Avatar By Rick Docksai | 3 years ago

Google will start accepting ads from U.S. addiction-treatment centers again in July, after a nearly year-long suspension of such ads, the company told Reuters Monday. Google had put a moratorium on rehab ads in September after reports emerged of numerous deceptive and misleading ads.

Under the new system, addiction-treatment services will have to have their ads screened by Legitscript, a Portland, Ore.-based firm that will evaluate each service on criteria including criminal history, insurance and licensing records, commitment to “best practices” and “effective recovery,” among others.

The rehab service will have to pay $995 upfront and $1,995 on a recurring annual basis to undergo the vetting. The new rule applies to in-person treatment centers, crisis hotlines, and support groups, but not sober-living houses—Google said that it has yet to devise a vetting process for them.

The new rule follows similar extra vetting procedures that Google has set up for ads by online pharmacies, garage-door repairers, and locksmiths. Google said that it will also start requiring more documentation for groups wishing to post political ads, as well. John Horton, LegitScript’s chief executive, said that this “extra step” may inconvenience rehab centers but that it is necessary to guard against scammers.

“It’s unfortunate, but this is one way the market gets cleaner and people get the help they deserve,” said Horton.

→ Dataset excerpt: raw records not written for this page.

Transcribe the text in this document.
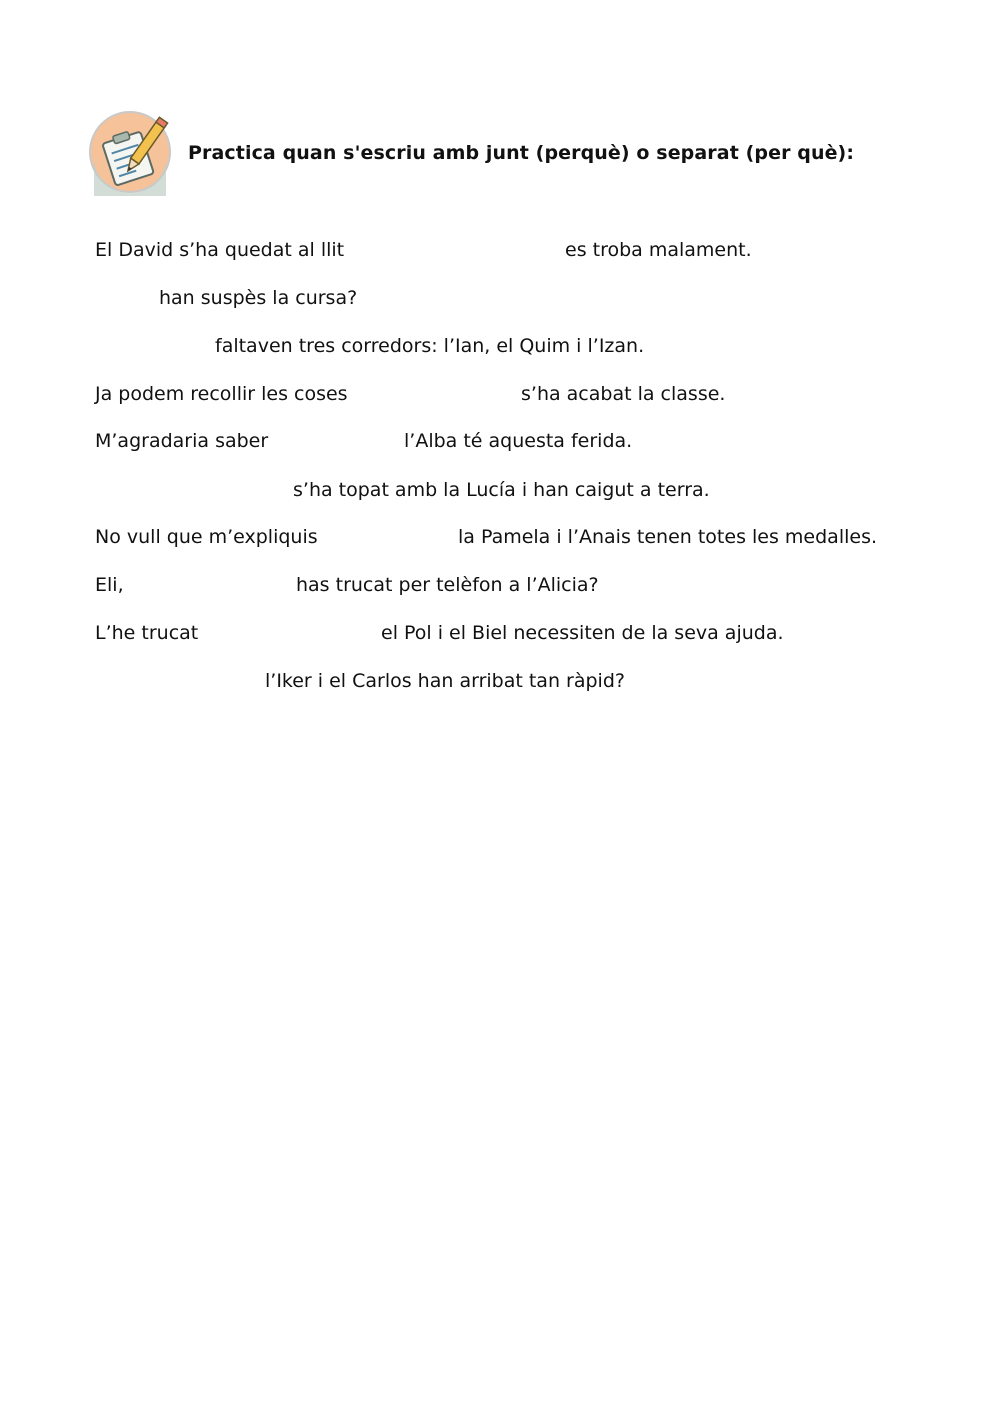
Practica quan s'escriu amb junt (perquè) o separat (per què):
El David s’ha quedat al llit	es troba malament.
han suspès la cursa?
faltaven tres corredors: l’Ian, el Quim i l’Izan.
Ja podem recollir les coses	s’ha acabat la classe.
M’agradaria saber	l’Alba té aquesta ferida.
s’ha topat amb la Lucía i han caigut a terra.
No vull que m’expliquis	la Pamela i l’Anais tenen totes les medalles.
Eli,	has trucat per telèfon a l’Alicia?
L’he trucat	el Pol i el Biel necessiten de la seva ajuda.
l’Iker i el Carlos han arribat tan ràpid?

Interest in addiction help has soared, leading to Google’s addiction-treatment ads netting $78 million or more annually as of last year, according to research firm Kantar Media. Google put addiction ads on hold in September after tech publication The Verge reported that scammers were posting fraudulent ads. Google said at the time that it would “consult with experts” to develop “a better way to connect people with the treatment they need.”